Ian Mason, Senior Research Analyst, Foreign and Commonwealth Office, Ian Mason is a Senior Research Analyst for Mexico and the Andean Region, Americas Research Group, Foreign and Commonwealth Office - Joined the FCO as a career diplomat in 1987 and has served in a wide variety of roles both overseas and in the UK, including across Asia, Africa and Latin America. Assignments in Latin America included Political Secretary, Buenos Aires (from ’97 to 2001) and Economic and Commercial Director, Caracas (from 2011 to 2015).
Andres Mejia Acosta, Senior Lecturer, Kings College London, Andrés Mejía Acosta is a Senior Lecturer in Political Economy of Emerging Markets at King’s College Department of International Development and director of its Doctoral Program. He has written numerous books and articles looking at the impact of different formal and informal political institutions on the policy process and policy outcomes, particularly in Ecuador and the Andean region.
The Latin American Political Economy – LAPE - Seminar Series at the UCL Institute of the Americas continues with a special event co-organized with King’s College Department of International Development to analyse the most recent presidential elections in Ecuador, with three distinguished guest speakers: Mark Keller (The Economist Intelligence Unit), Ian Mason (Foreign and Commonwealth Office) and Andrés Mejía Acosta (KCL) and chaired by Néstor Castañeda (UCL Americas).
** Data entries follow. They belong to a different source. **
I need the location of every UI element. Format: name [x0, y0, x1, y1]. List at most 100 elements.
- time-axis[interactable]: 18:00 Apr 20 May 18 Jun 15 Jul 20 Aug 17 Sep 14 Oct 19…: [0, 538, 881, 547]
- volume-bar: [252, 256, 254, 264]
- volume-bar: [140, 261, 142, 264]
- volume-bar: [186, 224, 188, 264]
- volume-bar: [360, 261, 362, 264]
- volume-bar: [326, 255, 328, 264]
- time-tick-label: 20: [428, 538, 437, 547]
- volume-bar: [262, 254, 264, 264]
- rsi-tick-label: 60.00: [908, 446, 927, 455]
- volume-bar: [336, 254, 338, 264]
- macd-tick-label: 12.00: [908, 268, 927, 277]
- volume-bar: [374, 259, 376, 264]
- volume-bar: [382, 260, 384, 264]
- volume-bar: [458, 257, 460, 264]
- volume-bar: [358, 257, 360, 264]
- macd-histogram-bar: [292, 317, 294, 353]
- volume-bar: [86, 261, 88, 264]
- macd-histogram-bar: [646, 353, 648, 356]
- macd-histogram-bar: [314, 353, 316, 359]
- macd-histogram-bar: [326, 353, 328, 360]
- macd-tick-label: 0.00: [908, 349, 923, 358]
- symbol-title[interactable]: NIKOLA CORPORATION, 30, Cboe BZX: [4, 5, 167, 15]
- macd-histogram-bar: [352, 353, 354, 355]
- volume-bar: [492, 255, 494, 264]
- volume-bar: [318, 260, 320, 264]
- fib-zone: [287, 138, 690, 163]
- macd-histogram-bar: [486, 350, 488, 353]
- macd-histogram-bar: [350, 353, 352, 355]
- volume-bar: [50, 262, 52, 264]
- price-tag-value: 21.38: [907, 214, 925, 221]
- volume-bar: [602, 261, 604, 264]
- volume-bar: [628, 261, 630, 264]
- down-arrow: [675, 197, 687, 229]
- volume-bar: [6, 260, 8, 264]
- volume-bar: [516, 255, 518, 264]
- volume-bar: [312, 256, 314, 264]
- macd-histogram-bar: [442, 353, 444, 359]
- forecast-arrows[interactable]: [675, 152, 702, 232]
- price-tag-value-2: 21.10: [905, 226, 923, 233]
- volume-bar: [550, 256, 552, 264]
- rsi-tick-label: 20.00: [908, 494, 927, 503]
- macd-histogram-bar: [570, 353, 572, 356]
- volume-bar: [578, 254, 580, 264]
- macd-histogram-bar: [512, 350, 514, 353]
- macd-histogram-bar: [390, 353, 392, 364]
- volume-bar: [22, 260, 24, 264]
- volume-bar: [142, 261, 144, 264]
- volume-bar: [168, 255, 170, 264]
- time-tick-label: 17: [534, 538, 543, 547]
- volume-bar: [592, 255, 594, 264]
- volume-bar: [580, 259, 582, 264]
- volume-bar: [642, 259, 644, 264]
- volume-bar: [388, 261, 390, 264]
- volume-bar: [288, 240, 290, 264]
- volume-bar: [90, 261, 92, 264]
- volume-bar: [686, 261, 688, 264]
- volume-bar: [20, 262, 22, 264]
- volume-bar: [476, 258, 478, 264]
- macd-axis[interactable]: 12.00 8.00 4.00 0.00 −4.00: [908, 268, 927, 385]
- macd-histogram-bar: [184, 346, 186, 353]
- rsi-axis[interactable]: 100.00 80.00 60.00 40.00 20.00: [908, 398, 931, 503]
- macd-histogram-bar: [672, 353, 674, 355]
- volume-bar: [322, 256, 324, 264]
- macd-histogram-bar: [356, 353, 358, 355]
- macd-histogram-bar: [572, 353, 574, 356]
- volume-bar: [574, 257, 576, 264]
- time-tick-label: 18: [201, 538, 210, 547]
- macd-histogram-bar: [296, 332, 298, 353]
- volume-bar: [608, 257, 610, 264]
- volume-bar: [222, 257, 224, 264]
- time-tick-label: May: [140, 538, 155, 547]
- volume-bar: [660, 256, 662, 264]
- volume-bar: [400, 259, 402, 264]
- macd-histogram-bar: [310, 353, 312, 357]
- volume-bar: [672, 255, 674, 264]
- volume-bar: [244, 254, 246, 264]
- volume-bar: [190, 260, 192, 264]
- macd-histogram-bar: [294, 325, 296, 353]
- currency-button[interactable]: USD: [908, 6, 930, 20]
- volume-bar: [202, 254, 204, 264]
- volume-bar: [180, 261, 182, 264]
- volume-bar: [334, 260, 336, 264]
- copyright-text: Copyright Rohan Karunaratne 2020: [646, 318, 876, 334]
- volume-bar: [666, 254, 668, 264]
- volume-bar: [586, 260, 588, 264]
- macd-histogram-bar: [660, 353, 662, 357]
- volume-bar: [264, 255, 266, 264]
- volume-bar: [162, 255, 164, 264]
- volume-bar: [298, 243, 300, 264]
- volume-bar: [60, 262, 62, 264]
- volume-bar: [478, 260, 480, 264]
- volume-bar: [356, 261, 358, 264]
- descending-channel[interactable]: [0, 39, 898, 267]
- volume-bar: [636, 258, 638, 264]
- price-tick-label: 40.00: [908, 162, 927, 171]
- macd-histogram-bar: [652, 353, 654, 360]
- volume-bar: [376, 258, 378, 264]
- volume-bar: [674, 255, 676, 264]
The wave of 21st Century Socialism once raised hopes that new forms of participatory democracy could reinvigorate the nature and quality of democratic representation in Latin America. After more than a decade in power, the reality on the ground shows different paths across the countries governed by Left leaning regimes. The 2017 Presidential election marks an important turning point for democracy in the country.